Referendum, il giorno dopo

 
 

di Lorenzo Dalai

L’affluenza al 32%, tenendo conto anche del voto all’estero che influisce sul dato finale, è senz’altro una sconfitta dei comitati per il “Sì” e, sicuramente, anche se nella conferenza stampa Renzi ha voluto evitare i toni trionfalistici, intestando la vittoria ai lavoratori delle piattaforme, un successo del premier. Dando come indicazione l’astensione, tra le proteste di una parte della minoranza interna, il Presidente del Consiglio si è senz’altro preso qualche rischio. Infatti alla vigilia del voto c’era più di una preoccupazione a Palazzo Chigi, dal momento che i sondaggisti, con lievi differenze tra i vari istituti, davano la possibilità che il quorum potesse essere raggiunto.

Però l’astrusità del quesito, le contraddizioni dei proponenti, che da una parte sottolineavano la scarsa quantità degli idrocarburi che venivano estratti, dall’altra paventavano rischi apocalittici, l’eterogeneità dello schieramento a sostegno del Sì, hanno minato in modo irreparabile le certezze di Emiliano e soci. Per quanto i politici tentino sempre di sfruttarne le paure, il corpo elettorale ha una sua pachidermica saggezza, e si muove solo per cause che ne valgano la pena. Così, a sorpresa, cinque anni fa rivitalizzò lo strumento referendario raggiungendo il quorum in difesa dell’acqua pubblica, ma prima vi era stata una grande mobilitazione per la raccolta delle firme, un’accurata opera di sensibilizzazione, il coinvolgimento di un’area politica omogenea. Stavolta invece la materia delle trivellazioni in mare è apparsa ai più troppo complessa tecnicamente e forse troppo pericolosa economicamente per un Paese, che ha fame di energia.
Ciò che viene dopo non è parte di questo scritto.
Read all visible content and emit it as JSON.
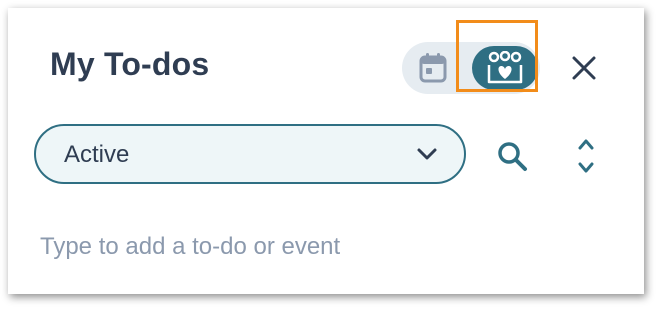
{
  "panel": {
    "title": "My To-dos"
  },
  "view_toggle": {
    "options": [
      {
        "name": "calendar-view",
        "icon": "calendar-icon",
        "selected": false
      },
      {
        "name": "people-view",
        "icon": "people-heart-icon",
        "selected": true
      }
    ]
  },
  "header": {
    "close_icon": "close-icon"
  },
  "filter": {
    "selected": "Active",
    "icon": "chevron-down-icon"
  },
  "toolbar": {
    "search_icon": "search-icon",
    "expand_icon": "expand-collapse-icon"
  },
  "add_todo": {
    "placeholder": "Type to add a to-do or event"
  },
  "colors": {
    "accent": "#2f6f83",
    "title": "#2f3d52",
    "highlight": "#f28c1a",
    "placeholder": "#8b99ad",
    "toggle_track": "#e6ecf1",
    "select_bg": "#eef6f8"
  }
}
Doveroso è anche aggiungere che le regioni proponenti avevano già ottenuto buona parte della loro richieste, spingendo il Governo ad accettarle per via legislativa, e che era rimasto sulla scheda solo un quesito di minor portata e valore. Il che, se da un lato conferma l’esistenza di una forte e molto emozionale sensibilità ambientalista nel Paese, dall’altro lato rendeva ancora meno importante e convincente la battaglia referendaria residua. Nel contempo il tentativo di politicizzare il referendum, e di trasformarlo nel debutto di una alleanza contro Renzi di tutte le opposizioni, esterne e interne, da Emiliano a Salvini, da Brunetta a Di Maio, non ha funzionato; il conto finale è chiaro: l’operazione spallata al governo è totalmente fallita. Nemmeno lo scandalo lucano, che non aveva a che vedere con il tema in questione, ma che strumentalmente è stato utilizzato per dissertare su petrolio e mare, ha inciso più di tanto.

Così il Premier ha incassato un altro successo e si avvia ad affrontare ad ottobre un’altra prova politicamente molto diversa da quella sulle “trivelle”. Ma alcune indicazioni del voto di ieri dovranno essere attentamente considerate dal premier, perché si può ragionevolmente supporre che tra chi ha votato si annidi un nocciolo duro, numericamente tutt’altro che disprezzabile, di opposizione al governo. Ma se stavolta Renzi ha potuto agevolmente scavalcarlo facendo leva sulla “maggioranza silenziosa” di chi non è andato a votare, a ottobre, quando non sarà richiesto il quorum, dovrà invece mobilitare quella maggioranza e motivarla, portarla alle urne, se vorrà vincere. Un’affluenza bassa sarebbe propedeutica per un successo dei No, perché a votare ci vanno sempre i più motivati e una parte dei nemici del Premier sul tema delle “trivelle” ha fatto le prove per verificare gli spazi di manovra da utilizzare ad ottobre.

Sicuramente l’abrogazione del Senato elettivo ed il ridimensionamento dei poteri delle Regioni può risultare più popolare che bloccare le estrazioni di combustibili in alto mare. Nel frattempo, lo si percepisce da quanto trapelato negli ultimi giorni, Matteo Renzi giocherà, come ha già fatto prima di un voto importante, un asso fiscale, proprio come fece alle Europee del 2014.